STM32 libraries make everything difficult since they don't abstract the implementation details out as they should, but only add an extra layer of burden and uncertainty.
Doing it without the library structs and functions produces much more readable code, quicker development, higher level of understanding and more robust implementations, compared to library code copypasting from Stackoverflow; this has nothing to do with the concept of using libraries in general, but everything to do with the STM32 libraries, which, unfortunately, are totally unusable and completely doomed. This is a trap for young players, who will find a lot of confusing examples on the web, while it's difficult to find simple examples that don't use the libraries.

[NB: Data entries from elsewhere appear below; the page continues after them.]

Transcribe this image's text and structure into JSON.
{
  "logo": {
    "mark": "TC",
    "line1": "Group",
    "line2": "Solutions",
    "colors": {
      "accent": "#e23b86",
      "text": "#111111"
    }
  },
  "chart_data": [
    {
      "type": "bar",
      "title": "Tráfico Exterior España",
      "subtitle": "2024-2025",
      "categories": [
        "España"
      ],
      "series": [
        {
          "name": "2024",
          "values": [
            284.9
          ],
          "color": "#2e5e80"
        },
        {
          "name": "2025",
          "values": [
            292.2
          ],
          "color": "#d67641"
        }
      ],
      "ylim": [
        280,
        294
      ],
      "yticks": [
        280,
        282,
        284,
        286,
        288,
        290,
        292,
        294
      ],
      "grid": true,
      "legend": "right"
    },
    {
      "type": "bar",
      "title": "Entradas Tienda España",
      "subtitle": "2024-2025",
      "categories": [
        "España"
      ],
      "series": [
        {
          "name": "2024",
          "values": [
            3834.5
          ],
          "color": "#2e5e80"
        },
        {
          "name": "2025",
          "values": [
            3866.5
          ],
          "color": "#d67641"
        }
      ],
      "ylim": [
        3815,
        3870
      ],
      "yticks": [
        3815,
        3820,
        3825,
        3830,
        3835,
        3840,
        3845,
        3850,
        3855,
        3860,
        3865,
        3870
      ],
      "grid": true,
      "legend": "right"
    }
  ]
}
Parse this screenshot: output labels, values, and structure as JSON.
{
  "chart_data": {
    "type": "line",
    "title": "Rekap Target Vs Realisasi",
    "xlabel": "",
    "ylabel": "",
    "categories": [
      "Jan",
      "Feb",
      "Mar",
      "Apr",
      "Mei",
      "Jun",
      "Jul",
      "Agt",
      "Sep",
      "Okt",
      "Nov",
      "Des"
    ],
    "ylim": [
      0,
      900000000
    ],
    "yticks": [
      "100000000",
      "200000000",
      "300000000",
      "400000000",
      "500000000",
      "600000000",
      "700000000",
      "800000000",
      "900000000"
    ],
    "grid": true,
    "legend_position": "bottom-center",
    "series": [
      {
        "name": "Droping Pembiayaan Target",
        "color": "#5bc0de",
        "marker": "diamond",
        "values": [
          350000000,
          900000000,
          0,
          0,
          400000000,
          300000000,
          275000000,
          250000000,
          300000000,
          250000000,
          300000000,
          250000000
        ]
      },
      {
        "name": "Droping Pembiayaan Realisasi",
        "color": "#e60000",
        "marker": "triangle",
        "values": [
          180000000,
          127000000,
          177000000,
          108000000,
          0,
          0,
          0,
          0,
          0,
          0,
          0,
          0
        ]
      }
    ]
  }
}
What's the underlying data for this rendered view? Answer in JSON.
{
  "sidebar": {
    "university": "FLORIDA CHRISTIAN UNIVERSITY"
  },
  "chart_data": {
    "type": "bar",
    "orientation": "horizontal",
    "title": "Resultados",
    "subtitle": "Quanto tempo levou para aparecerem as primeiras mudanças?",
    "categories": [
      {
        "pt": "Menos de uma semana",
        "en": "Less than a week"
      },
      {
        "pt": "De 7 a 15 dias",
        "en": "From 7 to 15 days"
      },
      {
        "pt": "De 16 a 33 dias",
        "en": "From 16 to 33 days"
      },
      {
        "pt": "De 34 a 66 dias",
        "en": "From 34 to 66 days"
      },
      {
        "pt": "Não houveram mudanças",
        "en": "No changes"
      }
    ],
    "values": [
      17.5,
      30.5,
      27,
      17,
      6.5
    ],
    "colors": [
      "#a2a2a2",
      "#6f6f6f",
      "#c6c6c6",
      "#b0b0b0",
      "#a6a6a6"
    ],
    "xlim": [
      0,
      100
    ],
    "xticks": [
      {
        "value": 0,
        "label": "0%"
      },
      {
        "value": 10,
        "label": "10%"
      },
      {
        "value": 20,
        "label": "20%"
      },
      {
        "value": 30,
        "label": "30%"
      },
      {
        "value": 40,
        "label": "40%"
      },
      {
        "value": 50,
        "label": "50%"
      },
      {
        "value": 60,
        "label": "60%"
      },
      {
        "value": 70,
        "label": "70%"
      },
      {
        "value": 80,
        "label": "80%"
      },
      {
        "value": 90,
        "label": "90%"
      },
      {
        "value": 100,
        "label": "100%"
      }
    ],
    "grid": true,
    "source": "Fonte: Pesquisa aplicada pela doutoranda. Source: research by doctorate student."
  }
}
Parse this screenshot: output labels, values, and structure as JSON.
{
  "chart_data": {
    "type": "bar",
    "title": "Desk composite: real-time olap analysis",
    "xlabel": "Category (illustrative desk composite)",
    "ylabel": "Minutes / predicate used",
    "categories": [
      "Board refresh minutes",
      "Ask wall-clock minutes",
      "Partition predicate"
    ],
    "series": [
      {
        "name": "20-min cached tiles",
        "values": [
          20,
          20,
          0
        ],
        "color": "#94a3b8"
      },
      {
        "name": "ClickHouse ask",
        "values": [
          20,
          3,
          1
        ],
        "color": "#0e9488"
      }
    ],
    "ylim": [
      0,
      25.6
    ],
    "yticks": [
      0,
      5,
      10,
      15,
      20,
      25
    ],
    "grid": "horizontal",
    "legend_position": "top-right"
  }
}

You could easily as well argue the other way around.
CubeMX icw SW4STM32 works, it is definitely not great, as you say a lot of layers but it works and there is a forum with thousand people giving you support and as last resort a company that has people added to the forum to add support.
Compare that to your own bare metal implementation or that from anyone else, there is no support, it might work but easily as well fail at some time if the youngplayer wants to do something else, eg add a peripheral.
The 3rd baremetal engineer has its own way of thinking and working so created that code with his mind which is perfectly ok for him/her but another person needs to grasp that way of thinking, invest in understanding the code. Often there is no or minmimal documentation, minimal comments in the code, no support , that considered it is equally bad in my eyes.
Now I have started with CubeMX and SW4STM32 with a modern nucleo board with a decent processor (STM32L4xx or STM32F4xx are good for starters, don't use the F1 since it is old and has lots of quircks) and had it up and running in one day with a blinky. Another 1 hour for a UART that did not do what I wanted
So there I encountered my first issue, it only had interrupt functionality to receive a fixed number of bytes. Calling the function with 1 byte half the data was lost. So looking at those huge functions with extra code around it to make it pretty robust I hacked and slashed it back so the IRQ function would not call 3 layer deep other stuff but in case there was no error it stored the byte in my own queue module and be done with it. So total 1 day and I had a uart working, not bad.
A youngster might need a week or more with help from the forum to get things going but way better than starting from scratch.
Then another argument: code size, I know MX consumes code as we drink water but my project above took 12kB , I still have 988kB left, so what is the problem? For mass production yeah don't go that way, for hobbieist, amateurs One of a kind projects, come one , unless you are a student or unemployed your time costs more than the ROM on the chip.
IMO the CubeMX can be used as a start to get things going: I/O properly defined, clocks and peripherals defined and working. Then the hard stuff starts to tweak and adjust it to your own personal needs.
For youngplayers, stick to the HAL because then you have support.